If we consider $X$ to be a non-negative random variable, then can we find a lower bound on the left tail probability, that is $\mathbb{P}(X \leq t) \geq C$ where t and C are two positive constants?

Answer 1

This is an extremely broad question, and has trivial answers (e.g. take $t>0$ large enough that $C:=\mathbb P(X\le t)>0$). I'm going to interpret your question in the following way:

Given $t>0$, does there exist a positive constant $C=C(t,m)$ such that $$\mathbb P(X\le t)\ge C$$ for every non-negative random variable $X$ such that $\mathbb E[X]=m$?

This is a natural question, since if you reverse the inequalities you get Markov's inequality for $C=\frac{m}t$. (If you ask for higher moments instead of $\mathbb E[X]$, clearly we also have tighter bounds such as Chebyshev or Chernoff; more control of the tails obviously gives you more control in the inequality. I'm going to stick to the first moment.) In fact, as BGM points out in the comments, this immediately gives you $$\mathbb P(X\le t)\ge1-\frac{m}t.$$ However, this is not very interesting - we are interested in "tail" probabilities after all, and so it makes sense to restrict to the case where $t\le m$ (in which case the above bound is useless).

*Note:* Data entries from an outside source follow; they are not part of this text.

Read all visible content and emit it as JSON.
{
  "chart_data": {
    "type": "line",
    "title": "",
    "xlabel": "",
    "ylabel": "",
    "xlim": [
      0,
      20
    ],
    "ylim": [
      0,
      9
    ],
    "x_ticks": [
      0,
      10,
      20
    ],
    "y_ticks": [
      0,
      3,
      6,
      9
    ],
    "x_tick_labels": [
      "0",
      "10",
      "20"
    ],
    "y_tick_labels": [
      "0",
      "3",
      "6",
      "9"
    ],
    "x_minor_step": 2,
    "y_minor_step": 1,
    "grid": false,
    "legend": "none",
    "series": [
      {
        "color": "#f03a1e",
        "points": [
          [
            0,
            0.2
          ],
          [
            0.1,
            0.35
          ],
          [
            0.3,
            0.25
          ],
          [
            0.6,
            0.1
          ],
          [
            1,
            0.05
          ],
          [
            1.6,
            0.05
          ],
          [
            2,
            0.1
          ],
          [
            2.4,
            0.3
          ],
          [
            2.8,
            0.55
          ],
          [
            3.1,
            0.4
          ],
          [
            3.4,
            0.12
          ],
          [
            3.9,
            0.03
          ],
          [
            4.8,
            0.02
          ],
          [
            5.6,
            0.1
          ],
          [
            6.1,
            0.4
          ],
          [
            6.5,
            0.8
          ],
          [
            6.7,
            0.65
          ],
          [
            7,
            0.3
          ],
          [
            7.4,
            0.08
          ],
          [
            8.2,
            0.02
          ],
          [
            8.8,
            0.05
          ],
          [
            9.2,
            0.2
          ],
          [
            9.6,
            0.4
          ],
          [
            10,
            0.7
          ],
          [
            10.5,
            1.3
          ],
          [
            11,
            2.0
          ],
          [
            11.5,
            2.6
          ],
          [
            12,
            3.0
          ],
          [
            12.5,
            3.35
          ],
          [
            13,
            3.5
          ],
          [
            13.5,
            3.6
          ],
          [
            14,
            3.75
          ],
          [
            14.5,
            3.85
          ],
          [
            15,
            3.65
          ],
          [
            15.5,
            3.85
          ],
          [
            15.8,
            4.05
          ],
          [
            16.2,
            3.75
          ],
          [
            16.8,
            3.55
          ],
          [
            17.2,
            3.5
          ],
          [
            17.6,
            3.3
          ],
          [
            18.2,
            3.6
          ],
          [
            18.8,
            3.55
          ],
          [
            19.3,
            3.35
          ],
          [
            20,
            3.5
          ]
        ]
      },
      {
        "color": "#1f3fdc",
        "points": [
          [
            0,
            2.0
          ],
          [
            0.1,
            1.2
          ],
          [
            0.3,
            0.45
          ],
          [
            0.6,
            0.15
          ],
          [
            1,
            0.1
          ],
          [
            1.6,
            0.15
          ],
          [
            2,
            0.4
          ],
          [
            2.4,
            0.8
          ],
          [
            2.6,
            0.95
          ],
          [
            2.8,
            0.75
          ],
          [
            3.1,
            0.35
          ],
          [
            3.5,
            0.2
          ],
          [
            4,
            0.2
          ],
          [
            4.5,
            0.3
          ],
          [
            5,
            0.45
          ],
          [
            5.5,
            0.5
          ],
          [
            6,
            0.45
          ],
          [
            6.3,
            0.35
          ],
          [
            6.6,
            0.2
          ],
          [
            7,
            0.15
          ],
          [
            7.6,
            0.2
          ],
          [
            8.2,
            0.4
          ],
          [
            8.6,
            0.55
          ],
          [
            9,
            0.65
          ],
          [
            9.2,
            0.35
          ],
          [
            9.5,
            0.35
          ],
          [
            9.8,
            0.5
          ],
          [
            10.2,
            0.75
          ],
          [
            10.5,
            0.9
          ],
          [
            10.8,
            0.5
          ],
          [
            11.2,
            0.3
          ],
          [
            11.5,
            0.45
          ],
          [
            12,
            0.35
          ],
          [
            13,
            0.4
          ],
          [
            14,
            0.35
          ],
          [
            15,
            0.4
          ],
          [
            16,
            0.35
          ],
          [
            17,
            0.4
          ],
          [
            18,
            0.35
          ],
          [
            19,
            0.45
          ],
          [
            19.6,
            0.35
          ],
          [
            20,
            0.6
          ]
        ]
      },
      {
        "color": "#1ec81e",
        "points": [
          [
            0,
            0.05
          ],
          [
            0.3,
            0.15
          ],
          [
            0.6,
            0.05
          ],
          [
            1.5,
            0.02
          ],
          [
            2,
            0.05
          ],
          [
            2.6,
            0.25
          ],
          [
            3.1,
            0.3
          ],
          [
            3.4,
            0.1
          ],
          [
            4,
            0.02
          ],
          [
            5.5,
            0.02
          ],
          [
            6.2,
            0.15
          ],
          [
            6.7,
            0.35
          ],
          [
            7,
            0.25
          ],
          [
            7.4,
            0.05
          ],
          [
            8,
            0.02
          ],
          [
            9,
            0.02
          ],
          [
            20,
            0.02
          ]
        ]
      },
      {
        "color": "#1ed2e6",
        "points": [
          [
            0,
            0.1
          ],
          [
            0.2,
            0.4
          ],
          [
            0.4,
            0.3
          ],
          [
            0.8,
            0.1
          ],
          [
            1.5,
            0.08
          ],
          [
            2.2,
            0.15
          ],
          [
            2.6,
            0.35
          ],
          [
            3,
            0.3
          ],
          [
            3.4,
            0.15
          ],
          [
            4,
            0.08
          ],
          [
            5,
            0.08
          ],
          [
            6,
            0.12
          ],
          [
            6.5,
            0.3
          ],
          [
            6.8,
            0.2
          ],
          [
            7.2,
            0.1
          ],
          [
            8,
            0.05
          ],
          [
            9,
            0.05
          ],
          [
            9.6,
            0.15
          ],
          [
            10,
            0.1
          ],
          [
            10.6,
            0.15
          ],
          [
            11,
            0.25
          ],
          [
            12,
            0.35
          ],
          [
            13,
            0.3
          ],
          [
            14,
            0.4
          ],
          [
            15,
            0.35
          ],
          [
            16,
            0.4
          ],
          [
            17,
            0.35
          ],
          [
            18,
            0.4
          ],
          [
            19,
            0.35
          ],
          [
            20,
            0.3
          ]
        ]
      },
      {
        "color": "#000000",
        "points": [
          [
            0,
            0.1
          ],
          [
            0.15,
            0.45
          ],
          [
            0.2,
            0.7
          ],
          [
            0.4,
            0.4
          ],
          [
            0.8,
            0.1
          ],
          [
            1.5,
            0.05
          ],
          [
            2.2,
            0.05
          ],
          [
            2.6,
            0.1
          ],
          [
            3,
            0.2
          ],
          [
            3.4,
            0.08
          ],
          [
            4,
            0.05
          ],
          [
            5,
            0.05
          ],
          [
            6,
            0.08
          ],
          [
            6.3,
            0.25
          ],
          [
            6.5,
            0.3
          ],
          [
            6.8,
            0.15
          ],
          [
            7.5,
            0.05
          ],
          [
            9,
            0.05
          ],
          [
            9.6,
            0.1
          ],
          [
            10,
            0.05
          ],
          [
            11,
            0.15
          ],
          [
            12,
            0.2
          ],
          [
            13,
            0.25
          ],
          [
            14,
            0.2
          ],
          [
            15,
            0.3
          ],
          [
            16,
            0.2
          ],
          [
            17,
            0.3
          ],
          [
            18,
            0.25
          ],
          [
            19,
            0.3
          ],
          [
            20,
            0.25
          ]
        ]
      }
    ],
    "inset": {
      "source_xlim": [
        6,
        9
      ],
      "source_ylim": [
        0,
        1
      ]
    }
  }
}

Unfortunately, it turns out that with such a restriction the answer to the above question is "no". To see this, assume without loss of generality that $m>1$ and let $X_n$ have distribution $$\mathbb P(X_n=m+a_n)=1-a_n,\quad\mathbb P(X_n=m+1)=\frac{a_n(m-1+a_n)}{m+1},\quad\mathbb P(X_n=0)=\frac{a_n}{m+1}$$ where we assume $1>a_n\to0$. Then $\mathbb E[X_n]=m$ and, for any $t\le m$, $\mathbb P(X\le t)=\frac{a_n}{m+1}\to0$ as $n\to\infty$, so there is no uniform lower bound.

You can probably use similar tricks for the analogous question where $C$ can depend on the second moment or even higher, I haven't checked this.